Les facteurs du divorce en Kabylie sont analysés à travers le prisme du statut de la femme divorcée dans la commune de Makouda. L’étude met en lumière les conséquences sociales et culturelles du divorce, tout en comparant les perceptions traditionnelles et modernes de ce phénomène.
Chapitre II
La définition du divorce et ses facteurs
Définition du divorce
Définition selon l’islam :
En Islam le divorce ou (talaq) traduit au plan étymologique, l’idée de l’abandon, d’envoi, d’affranchissement. Il désigne de manière plus spécifique, la dissolution du lien matrimonial et marque la fin de la vie conjugale1.
Pour qu’un divorce soit licite pour la religion, il suffit à l’homme, dans la plupart des traditions, de répudier sa femme publiquement trois fois.
Le mariage dans la société musulmane doit nécessairement avoir comme objectif, de durer de façon indéfinie. En revanche, le divorce est la rupture d’un sacrement. S’il est une chose possible, il ne doit se produire qu’en dernier recours.2
Les hommes comme les femmes ont la possibilité de divorcer en islam. Toutefois, seul le mari peut utiliser la formule du divorce.
La définition juridique du divorce
Le divorce juridiquement est le résultat d’une action en justice quand il y a un jugement du divorce, art 48 « Le divorce est la dissolution du mariage. Il intervient par la volonté de l’époux, par consentement mutuel des deux époux ou à la demande de l’épouse »3.

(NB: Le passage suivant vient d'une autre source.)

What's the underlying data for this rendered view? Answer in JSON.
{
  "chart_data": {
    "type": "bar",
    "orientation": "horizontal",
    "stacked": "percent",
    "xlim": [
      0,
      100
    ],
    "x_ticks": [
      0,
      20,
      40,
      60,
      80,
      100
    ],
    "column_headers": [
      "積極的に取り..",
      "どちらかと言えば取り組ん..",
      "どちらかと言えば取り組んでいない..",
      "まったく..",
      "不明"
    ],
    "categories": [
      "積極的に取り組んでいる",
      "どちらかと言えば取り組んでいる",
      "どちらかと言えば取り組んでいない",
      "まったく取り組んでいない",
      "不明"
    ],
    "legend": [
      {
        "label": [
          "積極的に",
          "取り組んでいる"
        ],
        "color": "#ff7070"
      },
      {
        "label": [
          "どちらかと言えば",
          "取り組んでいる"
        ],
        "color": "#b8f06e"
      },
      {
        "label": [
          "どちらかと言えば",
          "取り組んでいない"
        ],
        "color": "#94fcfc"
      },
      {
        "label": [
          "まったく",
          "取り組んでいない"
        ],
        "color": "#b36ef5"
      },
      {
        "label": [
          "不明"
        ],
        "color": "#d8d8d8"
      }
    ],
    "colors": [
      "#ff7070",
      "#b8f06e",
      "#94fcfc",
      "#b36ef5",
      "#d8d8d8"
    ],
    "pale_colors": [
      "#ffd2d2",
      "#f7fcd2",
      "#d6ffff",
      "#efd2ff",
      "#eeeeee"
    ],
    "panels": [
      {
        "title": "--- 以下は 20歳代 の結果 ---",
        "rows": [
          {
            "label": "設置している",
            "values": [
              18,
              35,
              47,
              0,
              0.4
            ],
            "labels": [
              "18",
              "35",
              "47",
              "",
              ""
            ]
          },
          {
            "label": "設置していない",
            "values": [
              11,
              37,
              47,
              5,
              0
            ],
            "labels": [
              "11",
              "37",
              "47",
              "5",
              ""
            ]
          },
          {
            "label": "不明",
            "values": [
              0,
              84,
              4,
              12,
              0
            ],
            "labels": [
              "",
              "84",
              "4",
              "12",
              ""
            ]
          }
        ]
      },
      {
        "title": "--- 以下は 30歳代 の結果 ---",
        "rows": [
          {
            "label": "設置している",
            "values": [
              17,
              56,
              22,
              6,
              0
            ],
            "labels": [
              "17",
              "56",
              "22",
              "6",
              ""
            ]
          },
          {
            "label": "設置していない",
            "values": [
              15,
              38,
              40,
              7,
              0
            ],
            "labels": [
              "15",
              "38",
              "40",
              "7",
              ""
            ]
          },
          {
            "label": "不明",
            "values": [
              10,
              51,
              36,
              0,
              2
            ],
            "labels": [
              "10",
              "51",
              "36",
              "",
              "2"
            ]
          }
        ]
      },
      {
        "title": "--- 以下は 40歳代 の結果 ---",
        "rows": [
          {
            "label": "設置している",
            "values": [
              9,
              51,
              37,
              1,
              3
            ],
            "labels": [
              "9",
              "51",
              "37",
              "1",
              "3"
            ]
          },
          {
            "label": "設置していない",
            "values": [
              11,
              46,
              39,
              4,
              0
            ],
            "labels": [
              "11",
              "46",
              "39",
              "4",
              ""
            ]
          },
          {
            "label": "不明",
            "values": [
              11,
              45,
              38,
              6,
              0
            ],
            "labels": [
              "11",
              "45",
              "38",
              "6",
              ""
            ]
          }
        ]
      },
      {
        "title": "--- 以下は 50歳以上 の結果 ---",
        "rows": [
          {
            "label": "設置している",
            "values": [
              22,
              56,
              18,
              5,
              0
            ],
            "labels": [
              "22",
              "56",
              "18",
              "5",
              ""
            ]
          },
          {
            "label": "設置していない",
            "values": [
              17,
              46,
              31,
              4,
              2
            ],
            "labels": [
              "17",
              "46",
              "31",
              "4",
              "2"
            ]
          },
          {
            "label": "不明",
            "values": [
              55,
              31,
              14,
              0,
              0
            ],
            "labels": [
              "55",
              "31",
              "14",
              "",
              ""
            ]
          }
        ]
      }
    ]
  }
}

Les principaux motifs du divorce dans un couple
La violence conjugale
La violence est « un moyen utilisé pour assurer le pouvoir. Il s’agit d’un rapport de force dans lequel l’un est sujet l’autre objet ».4
Les violences conjugales sont basées sur une relation de domination au sein d’un couple. Comme toutes les violences, elles sont intentionnelles et représentent une atteinte au droit fondamental des personnes à vivre en sécurité, une atteinte à leur dignité et à leur l’intégrité. L’Organisation des Nations Unies, avec l’Organisation Mondiale de la Santé, ont reconnu clairement que ces violences sont intentionnelles, qu’elles représentent une atteinte grave aux droits et à la dignité des personnes et qu’elles sont à l’origine d’atteintes à leur intégrité psychique et physique.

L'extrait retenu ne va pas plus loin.